A quatre reprises, il cite Mai 68 pour faire le procès d’une « idéologie qui a imposé partout le relativisme intellectuel et moral ». Dans l’éducation, les « pédagogues » et les libertaires de tout poil ont pris le pouvoir. Et tout s’est effondré. L’élève n’a plus appris grand-chose ­ le « dessin de l’enfant valait celui de Michel Ange » ­ et, plus grave, le principe d’autorité a été mis de côté, au profit d’expériences ou d’échanges plus vivants. Le candidat à l’Elysée prône une « école du respect où les élèves se lèvent quand le professeur entre dans la classe ». Dressant le bilan d’un système éducatif à la dérive, il assure que le « problème n’est pas technique, il est intellectuel et il est moral ». Persuadé que l’école « ne corrige plus les inégalités mais les aggrave », il l’accuse de ne « plus fabriquer de l’espérance mais de la frustration et de la rancoeur ». Et même d’avoir mis « en faillite notre système d’intégration ».

En panne. Désormais l’ « école ne fonctionne plus comme un lieu de transmission du savoir mais comme une gare de triage où se joue, dès le plus jeune âge, la destinée de chacun », estime le candidat UMP, reprenant une critique centrale des « déclinistes » qui considèrent que le niveau de l’école française a chuté de façon catastrophique et qui réclament un retour aux méthodes traditionnelles. « Au bout de la faillite de l’école, il y a l’éclatement de la famille », ajoute Sarkozy.

Après cette description d’une école en panne qu’il promet, à l’attention des parents, de réparer, le candidat s’est adressé directement aux enseignants. Pas question pour lui de faire de ces gros bataillons d’électeurs les « boucs émissaires d’un désastre dont la politique est seule responsable ». Persuadé que les professeurs doutent de la gauche et attendent un autre message des dirigeants politiques, Nicolas Sarkozy leur propose de remettre le projet éducatif au coeur du débat politique pour « refaire une école du respect » et de l’ « autorité ». Il s’engage à ce que les programmes scolaires soient débattus devant le Parlement : « Nous ne bâtirons pas la même société selon que nous déciderons ou non que l’école est d’abord un lieu de transmission du savoir avant d’être un lieu de contestation de la société. »

Traditionnellement considérés comme majoritairement à gauche, les enseignants ont, ces derniers temps, montré des signes de flottement, notamment après les propos de Ségolène Royal leur reprochant de trouver le temps de donner des petits cours payants et de ne pas travailler assez dans leur établissement. Le ministre de l’Intérieur les caresse dans le sens du poil, soulignant la « dégradation de leurs conditions matérielles et morales depuis vingt-cinq ans ». Il s’engage, s’il est élu, « à revaloriser leur carrière ». Et propose « que ceux qui voudront travailler davantage puissent gagner plus ». En clair, ceux qui voudront s’occuper des études surveillées ou faire du soutien scolaire dans leur établissement seront payés en heures supplémentaires. Une telle proposition ne devrait pas déplaire aux enseignants qui dénoncent le fait que le gouvernement veuille les faire travailler plus sans les rémunérer davantage, notamment avec la réforme des « décharges » qui revient à rallonger les horaires de certains.

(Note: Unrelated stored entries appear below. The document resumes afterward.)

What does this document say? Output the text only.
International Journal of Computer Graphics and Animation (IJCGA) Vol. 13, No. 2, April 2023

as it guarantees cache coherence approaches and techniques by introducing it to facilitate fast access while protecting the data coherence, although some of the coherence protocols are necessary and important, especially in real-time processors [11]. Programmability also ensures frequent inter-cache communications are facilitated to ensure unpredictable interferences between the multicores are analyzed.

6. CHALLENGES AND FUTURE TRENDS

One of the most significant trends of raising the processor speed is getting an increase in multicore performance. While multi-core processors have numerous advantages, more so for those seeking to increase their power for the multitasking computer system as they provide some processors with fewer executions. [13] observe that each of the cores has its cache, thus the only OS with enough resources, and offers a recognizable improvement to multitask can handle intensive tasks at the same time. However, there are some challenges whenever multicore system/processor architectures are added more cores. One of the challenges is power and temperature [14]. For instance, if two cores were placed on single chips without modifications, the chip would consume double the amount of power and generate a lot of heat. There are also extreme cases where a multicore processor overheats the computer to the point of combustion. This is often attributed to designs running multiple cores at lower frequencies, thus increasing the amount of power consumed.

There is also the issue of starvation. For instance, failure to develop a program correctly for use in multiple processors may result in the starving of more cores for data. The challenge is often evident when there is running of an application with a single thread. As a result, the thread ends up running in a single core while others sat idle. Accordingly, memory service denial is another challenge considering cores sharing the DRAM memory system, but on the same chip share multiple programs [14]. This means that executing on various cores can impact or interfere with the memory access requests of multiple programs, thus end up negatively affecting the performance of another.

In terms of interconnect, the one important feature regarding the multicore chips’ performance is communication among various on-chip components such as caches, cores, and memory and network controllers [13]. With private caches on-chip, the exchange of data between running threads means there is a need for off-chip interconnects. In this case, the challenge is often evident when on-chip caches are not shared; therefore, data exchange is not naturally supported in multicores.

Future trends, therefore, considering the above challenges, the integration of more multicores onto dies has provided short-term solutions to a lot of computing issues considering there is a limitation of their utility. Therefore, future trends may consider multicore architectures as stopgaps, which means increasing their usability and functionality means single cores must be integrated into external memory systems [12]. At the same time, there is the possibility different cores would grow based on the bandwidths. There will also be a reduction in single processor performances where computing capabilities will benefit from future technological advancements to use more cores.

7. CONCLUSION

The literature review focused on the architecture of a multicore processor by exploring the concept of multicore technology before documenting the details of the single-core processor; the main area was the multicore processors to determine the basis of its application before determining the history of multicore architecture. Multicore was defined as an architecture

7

Devoirs. Evoquant l’égalité des chances, très en vogue actuellement, Nicolas Sarkozy propose « pour les "orphelins" de 16 heures ou 17 heures dont les parents travaillent », qu’il y ait chaque jour, à l’école, des études surveillées où les enfants feraient leurs devoirs. Il reprend aussi l’idée d’internats d’excellence pour les enfants modestes qui n’ont pas de bonnes conditions pour travailler chez eux.

En ne citant pas une fois le nom du ministre de l’Education, qui pourtant multiplie les réformes, le candidat va encore une fois blesser Gilles de Robien. Lorsqu’il rappelle qu’il reste « beaucoup à faire pour que l’école contribue de nouveau à réduire les inégalités au lieu de les aggraver », Nicolas Sarkozy feint d’oublier les nombreuses mesures pour promouvoir l’ « égalité des chances » dont Robien est si fier, comme les collèges « Amibition réussite ». De même qu’il passe sous silence toutes les réformes, très controversées, sur la lecture, la grammaire, le calcul. Et qui sont pourtant menées au nom d’un retour aux bons vieux fondamentaux.